Easily reference your datasets, add metadata, and run experiments via the SDK.

def model_call_factory(model: str):
    @trace(eval_funcs=[eval_func])
    def func(topic: str) -> str:
        return llm_call(model, topic)
    return func

def main():
    metadata = dict(
        topk=str(TOPK), num_sections=str(NUM_SECTIONS),
        chunk_size=str(CHUNK_SIZE), chunk_overlap=str(CHUNK_OVERLAP)
    )
    for model in ["gpt-4o", "claude-3-haiku-20240307"]:
        p.experiment(
            name="Coda-RAG",
            data="CodaDataset",
            func=model_call_factory(model),
            metadata={"model": model, **metadata},
        ).run(run_name=f"{model}-{str(uuid.uuid4())[:4]}")

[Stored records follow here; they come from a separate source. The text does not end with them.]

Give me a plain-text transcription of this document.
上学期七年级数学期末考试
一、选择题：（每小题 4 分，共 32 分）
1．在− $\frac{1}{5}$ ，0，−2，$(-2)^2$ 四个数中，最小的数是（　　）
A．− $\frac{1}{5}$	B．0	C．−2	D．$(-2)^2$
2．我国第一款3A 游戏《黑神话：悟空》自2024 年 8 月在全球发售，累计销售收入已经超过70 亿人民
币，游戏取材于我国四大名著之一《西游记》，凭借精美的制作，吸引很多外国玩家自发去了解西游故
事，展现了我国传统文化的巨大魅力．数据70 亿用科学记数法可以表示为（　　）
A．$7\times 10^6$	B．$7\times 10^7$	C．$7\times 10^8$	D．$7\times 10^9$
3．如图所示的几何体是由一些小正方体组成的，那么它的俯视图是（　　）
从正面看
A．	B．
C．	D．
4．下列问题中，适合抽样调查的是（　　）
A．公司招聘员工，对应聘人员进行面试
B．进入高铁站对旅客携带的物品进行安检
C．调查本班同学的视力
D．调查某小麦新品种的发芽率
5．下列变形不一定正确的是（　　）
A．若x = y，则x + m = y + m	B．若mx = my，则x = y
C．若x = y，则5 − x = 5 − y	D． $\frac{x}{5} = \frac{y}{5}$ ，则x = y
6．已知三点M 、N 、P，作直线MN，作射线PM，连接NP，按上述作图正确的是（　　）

In the code snippet above, we are testing different foundation models for the generation portion of our RAG pipeline.

comparison-view

Analyze your results to identify patterns and areas for improvement. This iterative process forms the core of your development loop.

Advanced Techniques

As you become more familiar with the initial workflow, consider these advanced techniques to refine your application further. I won’t go into too much detail here, as each option could be its own post!

Human Annotation

When automated evaluations fall short, incorporate human annotation. Focus on specific aspects of performance and try to codify your decision-making process. With Parea, you can take as little as 20-30 manually annotated samples and use our eval bootstrapping feature to create a custom evaluation metric that is aligned with your annotations. Learn more

Dynamic Few-shot Examples

Leverage your growing dataset to inject relevant examples into your prompts dynamically. Select high-performing examples based on user feedback or evaluation metrics to guide the model toward better responses. Cookbook py/ts

Conclusion: Embracing Continuous Improvement

Building production-ready LLM applications is an ongoing process, not a one-time effort. You can rapidly iterate and improve your LLM-powered products by adopting a systematic workflow emphasizing real-world data, robust evaluation, and continuous experimentation.

What strategies have you found effective in getting (and keeping) your LLM applications production-ready?